30. Dealing with Loss 

Loss can leave a heavy weight on your heart. In therapy, it’s okay to talk about the sadness and grief you feel. Whether you’ve lost a loved one, a relationship, or a dream, sharing your feelings of loss is a vital part of the healing process. 

Your therapist is there to provide a safe space for you to grieve and find ways to cope with the pain. Through these conversations, you can gradually find solace and learn to carry the memory of what you’ve lost with greater strength.

Loss and healing

31. Self-Compassion and Self-Care

Being kind to yourself is a powerful form of self-love. Discuss self-compassion and self-care with your therapist. They will guide you on the journey to treating yourself with love and care, just as you would a dear friend. 

In therapy, you’ll explore ways to prioritize your well-being, set healthy boundaries, and nurture your physical and emotional needs. Remember, self-compassion isn’t selfish; it’s a fundamental aspect of a balanced and fulfilling life. Your therapist will be your ally in this transformative process, helping you grow in self-love and self-care.

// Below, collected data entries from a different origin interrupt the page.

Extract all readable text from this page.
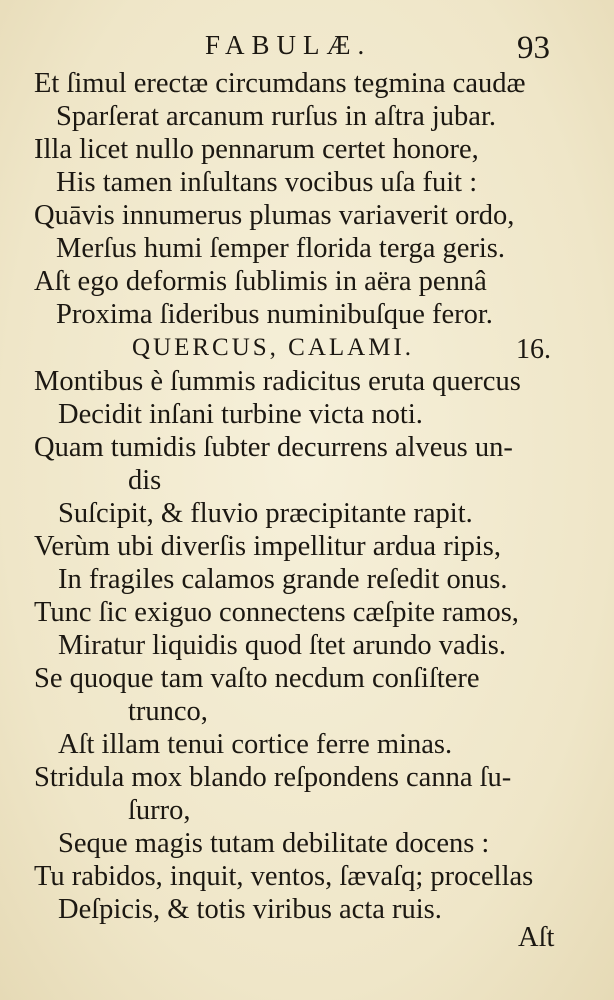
FABULÆ.	93
Et ſimul erectæ circumdans tegmina caudæ
Sparſerat arcanum rurſus in aſtra jubar.
Illa licet nullo pennarum certet honore,
His tamen inſultans vocibus uſa fuit :
Quāvis innumerus plumas variaverit ordo,
Merſus humi ſemper florida terga geris.
Aſt ego deformis ſublimis in aëra pennâ
Proxima ſideribus numinibuſque feror.
QUERCUS, CALAMI.	16.
Montibus è ſummis radicitus eruta quercus
Decidit inſani turbine victa noti.
Quam tumidis ſubter decurrens alveus un-
dis
Suſcipit, & fluvio præcipitante rapit.
Verùm ubi diverſis impellitur ardua ripis,
In fragiles calamos grande reſedit onus.
Tunc ſic exiguo connectens cæſpite ramos,
Miratur liquidis quod ſtet arundo vadis.
Se quoque tam vaſto necdum conſiſtere
trunco,
Aſt illam tenui cortice ferre minas.
Stridula mox blando reſpondens canna ſu-
ſurro,
Seque magis tutam debilitate docens :
Tu rabidos, inquit, ventos, ſævaſq; procellas
Deſpicis, & totis viribus acta ruis.
Aſt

Understanding what to talk about in therapy is vital for your therapeutic progress. These 31 topics, ranging from past experiences to future aspirations, provide a roadmap for productive discussions with your therapist. Remember, therapy is a safe space to share your thoughts and feelings, and your therapist is there to support you. By addressing these subjects, you can work towards greater self-awareness, improved mental health, and a more fulfilling life. So, don’t hesitate to initiate these conversations and embark on a transformative journey toward personal growth and well-being.